1. How much of a role does genetics play in the development of breast cancer?
While there’s been a lot of talk about genetics and cancer, only about five to ten percent of people who develop breast cancer actually have an inherited genetic component. An additional 10 to 20 percent of people have a familial contribution to their breast cancer risk. That means while we don’t know about a specific genetic finding through testing, their family history still suggests an increased risk for close relatives. This is minimally due to a combination of unknown gene(s) and environmental factors that can be responsible for a pattern of similar cancer(s) in a family. However, the majority of cancer cases are what we call ‘sporadic,’ meaning it just develops by chance.
2. What does genetic testing look for when it comes to breast cancer?

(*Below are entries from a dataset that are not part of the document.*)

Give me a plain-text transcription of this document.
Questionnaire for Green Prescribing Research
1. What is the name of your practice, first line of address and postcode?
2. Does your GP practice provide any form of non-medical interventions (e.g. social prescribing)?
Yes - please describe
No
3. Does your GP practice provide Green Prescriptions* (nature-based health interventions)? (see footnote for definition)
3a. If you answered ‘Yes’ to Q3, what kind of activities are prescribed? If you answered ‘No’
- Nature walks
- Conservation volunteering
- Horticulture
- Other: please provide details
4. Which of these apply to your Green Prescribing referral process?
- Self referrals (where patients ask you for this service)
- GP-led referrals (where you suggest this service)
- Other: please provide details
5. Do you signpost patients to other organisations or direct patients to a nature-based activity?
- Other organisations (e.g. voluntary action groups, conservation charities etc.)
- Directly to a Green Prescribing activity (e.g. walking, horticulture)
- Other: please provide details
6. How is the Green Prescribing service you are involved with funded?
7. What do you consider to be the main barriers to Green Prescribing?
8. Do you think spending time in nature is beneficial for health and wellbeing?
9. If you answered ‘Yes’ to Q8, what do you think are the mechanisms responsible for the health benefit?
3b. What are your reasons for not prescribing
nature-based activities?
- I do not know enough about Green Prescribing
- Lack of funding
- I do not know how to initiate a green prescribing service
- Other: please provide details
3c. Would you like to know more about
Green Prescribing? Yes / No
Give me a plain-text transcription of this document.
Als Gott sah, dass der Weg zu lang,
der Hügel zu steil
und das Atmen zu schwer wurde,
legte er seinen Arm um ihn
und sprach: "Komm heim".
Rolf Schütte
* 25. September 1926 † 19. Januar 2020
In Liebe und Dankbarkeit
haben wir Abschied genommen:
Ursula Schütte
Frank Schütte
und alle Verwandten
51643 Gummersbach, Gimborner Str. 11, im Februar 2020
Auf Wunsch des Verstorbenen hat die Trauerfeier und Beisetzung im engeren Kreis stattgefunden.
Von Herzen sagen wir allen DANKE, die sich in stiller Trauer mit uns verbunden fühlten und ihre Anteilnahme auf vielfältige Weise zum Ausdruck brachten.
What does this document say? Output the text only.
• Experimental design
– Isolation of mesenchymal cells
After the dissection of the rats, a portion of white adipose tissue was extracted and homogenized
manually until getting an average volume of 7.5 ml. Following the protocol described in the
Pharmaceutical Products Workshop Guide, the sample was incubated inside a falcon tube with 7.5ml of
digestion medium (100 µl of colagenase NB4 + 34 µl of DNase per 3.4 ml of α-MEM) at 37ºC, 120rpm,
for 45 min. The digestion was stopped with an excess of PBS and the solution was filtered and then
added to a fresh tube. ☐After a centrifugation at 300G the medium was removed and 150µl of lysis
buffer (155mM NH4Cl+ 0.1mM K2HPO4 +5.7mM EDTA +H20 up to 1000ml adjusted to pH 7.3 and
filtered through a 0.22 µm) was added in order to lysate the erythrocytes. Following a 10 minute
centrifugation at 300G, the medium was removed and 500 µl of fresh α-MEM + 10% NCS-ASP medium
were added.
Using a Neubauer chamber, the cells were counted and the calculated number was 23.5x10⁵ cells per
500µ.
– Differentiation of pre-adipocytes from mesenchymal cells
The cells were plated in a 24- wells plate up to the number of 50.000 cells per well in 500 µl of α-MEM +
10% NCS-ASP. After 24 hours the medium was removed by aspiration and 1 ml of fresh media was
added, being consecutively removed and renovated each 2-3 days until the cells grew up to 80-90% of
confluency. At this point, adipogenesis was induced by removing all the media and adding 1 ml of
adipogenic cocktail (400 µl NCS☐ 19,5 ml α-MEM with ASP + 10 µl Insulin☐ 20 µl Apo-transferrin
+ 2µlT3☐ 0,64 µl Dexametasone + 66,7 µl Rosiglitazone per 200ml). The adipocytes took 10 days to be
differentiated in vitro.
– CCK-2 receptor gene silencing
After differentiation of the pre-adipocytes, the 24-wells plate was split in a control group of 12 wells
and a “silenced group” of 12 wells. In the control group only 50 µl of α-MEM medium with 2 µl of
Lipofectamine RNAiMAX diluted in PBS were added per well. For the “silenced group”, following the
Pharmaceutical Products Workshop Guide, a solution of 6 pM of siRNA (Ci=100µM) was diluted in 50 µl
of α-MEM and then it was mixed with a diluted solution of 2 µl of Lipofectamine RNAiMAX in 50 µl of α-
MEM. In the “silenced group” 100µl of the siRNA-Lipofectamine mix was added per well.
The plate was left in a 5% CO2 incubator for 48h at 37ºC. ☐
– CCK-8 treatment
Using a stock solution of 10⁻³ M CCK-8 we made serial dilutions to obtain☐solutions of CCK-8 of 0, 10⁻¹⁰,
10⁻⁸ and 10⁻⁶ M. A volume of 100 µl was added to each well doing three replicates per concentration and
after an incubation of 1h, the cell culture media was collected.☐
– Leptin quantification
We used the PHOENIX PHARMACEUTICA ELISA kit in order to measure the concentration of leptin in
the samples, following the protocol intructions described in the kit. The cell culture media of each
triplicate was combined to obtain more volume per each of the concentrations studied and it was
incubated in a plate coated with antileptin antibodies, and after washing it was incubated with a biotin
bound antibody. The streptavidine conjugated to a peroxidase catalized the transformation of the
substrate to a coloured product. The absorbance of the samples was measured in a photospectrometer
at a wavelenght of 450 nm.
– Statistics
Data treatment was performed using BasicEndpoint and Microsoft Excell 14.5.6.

There are three big groups of genes we look for:
- High-Risk Genes: BRCA1 and BRCA2
- Moderate-to High-Risk Genes: ATM and PALB2
- Moderate-Risk Genes: 12 additional genes (such as CHEK2, BRIP1, and RAD50)
3. If I test positive for certain genes linked to an increased risk for breast cancer, what should I do next?
Based on the risk level, there will be different levels of recommendations. Those with a high-risk gene will have options of increased surveillance as well as risk reduction options like medication and surgery. Those with moderate risk will more likely be given recommendations for increased surveillance if there aren’t other factors involved. For example, if you have a moderate-risk gene but also several familial links, the recommendation may include risk-reduction options.
4. Can you test for other cancers?
Yes. Many of the genes associated with increased risk of breast cancer include increased risks of other cancers, such as ovarian, pancreatic, prostate, melanoma or colon cancers. Similarly to breast cancer, those genes fall into certain risk categories and recommendations will be based on the risk level.
5. Who should get genetic counseling?
Genetic counseling can be appropriate for many people to make informed decisions about their cancer risk, as well as their family’s cancer risk. Meeting with a genetic counselor doesn’t mean you’ll automatically need genetic testing. We take a detailed medical and family history to help people decide whether genetic testing is right for them. Genetic testing may be most beneficial for people with one or more close family members diagnosed with cancer, anyone diagnosed with cancer under the age of 60, anyone diagnosed with a rare cancer or tumor (or more than 10 colon polyps), or with multiple cancers in their family. Genetic counselors can also discuss ways to lower your cancer risk, even if genetic testing isn’t an option for you.
Things to Know If You Choose to Get Genetic Counseling.
Those interested in genetic counseling do not need a referral from their physician (though preferred), but medical records from a recent medical visit are needed for review by our healthcare team prior to the clinic appointment.